In 2000, these cities and counties sued several of the country’s largest lead pigment manufacturers for promoting the use of lead paint in homes for decades before it was banned in 1978, even though its danger to children had been known since the early 1900s. The lawsuit, People of California v. Atlantic Richfield, charged that lead paint in homes is a public nuisance that has to be removed. The local governments sought help from a team of plaintiffs’ attorneys led by (in alphabetical order) Mary Alexander of Mary Alexander & Associates in San Francisco, CA, Joseph W. Cotchett and Nancy L. Fineman of Cotchett, Pitre & McCarthy in Burlingame, CA, Peter Earle of the Law Office of Peter Earle in Milwaukee, WI, and Fidelma Fitzpatrick of Motley Rice in Providence, RI. After a 13-year odyssey that culminated in a seven-week trial, the team – including over 20 other lawyers from these firms and the governments of Alameda County, Los Angeles County, Monterey County, Oakland, San Diego, San Francisco, San Mateo County, the County of Santa Clara, Solano County, and Ventura County – won a landmark ruling that ConAgra, NL Industries and Sherwin-Williams created a public nuisance and had to pay $1.15 billion into a state-run abatement fund to fund inspections and lead paint removal in tens of thousands of homes.
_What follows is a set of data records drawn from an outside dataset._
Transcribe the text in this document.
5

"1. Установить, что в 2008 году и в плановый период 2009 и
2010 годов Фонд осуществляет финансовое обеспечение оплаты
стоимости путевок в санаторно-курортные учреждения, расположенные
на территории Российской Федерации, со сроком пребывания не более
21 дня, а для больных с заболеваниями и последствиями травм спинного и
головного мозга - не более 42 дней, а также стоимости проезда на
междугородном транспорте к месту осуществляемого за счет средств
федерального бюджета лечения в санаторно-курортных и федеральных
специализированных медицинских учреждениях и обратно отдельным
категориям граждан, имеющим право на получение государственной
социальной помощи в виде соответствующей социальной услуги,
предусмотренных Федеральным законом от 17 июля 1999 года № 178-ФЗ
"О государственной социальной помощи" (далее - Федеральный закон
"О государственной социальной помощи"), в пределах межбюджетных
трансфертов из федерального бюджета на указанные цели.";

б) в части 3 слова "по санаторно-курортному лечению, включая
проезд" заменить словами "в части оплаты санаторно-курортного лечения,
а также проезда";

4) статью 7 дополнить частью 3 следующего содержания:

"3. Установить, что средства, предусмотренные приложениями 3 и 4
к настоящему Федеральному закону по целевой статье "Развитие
State of New Hampshire v. Hess Corporation, et al.

For nearly 20 years, ExxonMobil and other oil companies added MTBE (short for methyl tertiary butyl ether) to gasoline sold throughout the country. The oil companies knew, among other things, that MTBE caused cancer in rodents and that it posed a specific threat of contaminating New Hampshire’s aquifers and groundwater because of the state’s sensitive hydrogeology. Rather than disclose the health and environmental risks to government officials, the oil companies told them and the public that gasoline with MTBE was as safe as any other gasoline, and used the additive. As a result, over 40,000 private drinking wells in New Hampshire were contaminated with MTBE, over 5,000 of which were higher than the state’s maximum contaminant level.

For nearly a decade, litigators pursued justice for the state in New Hampshire v. Hess Corporation et al., a groundwater contamination case against 23 oil companies, including the single biggest MTBE-laced gas supplier, ExxonMobil. After all but two of the companies settled, lead counsel Jessica L. Grant of Venable LLP in San Francisco, CA, working closely with Sean Kiley of Coblentz Patch Duffy & Bass and Krishna Juvvadi, formerly of Sher Leff LLP, in San Francisco, CA, as well as attorneys from the New Hampshire Attorney General’s Office, tried the groundwater contamination case against ExxonMobil and Citgo. After a three-month trial, the largest and most complex in New Hampshire history, the team won a record-setting $816 million jury verdict — every penny sought — which will cover cleanup costs and pay for testing and monitoring of every private well and public drinking water system in the state.”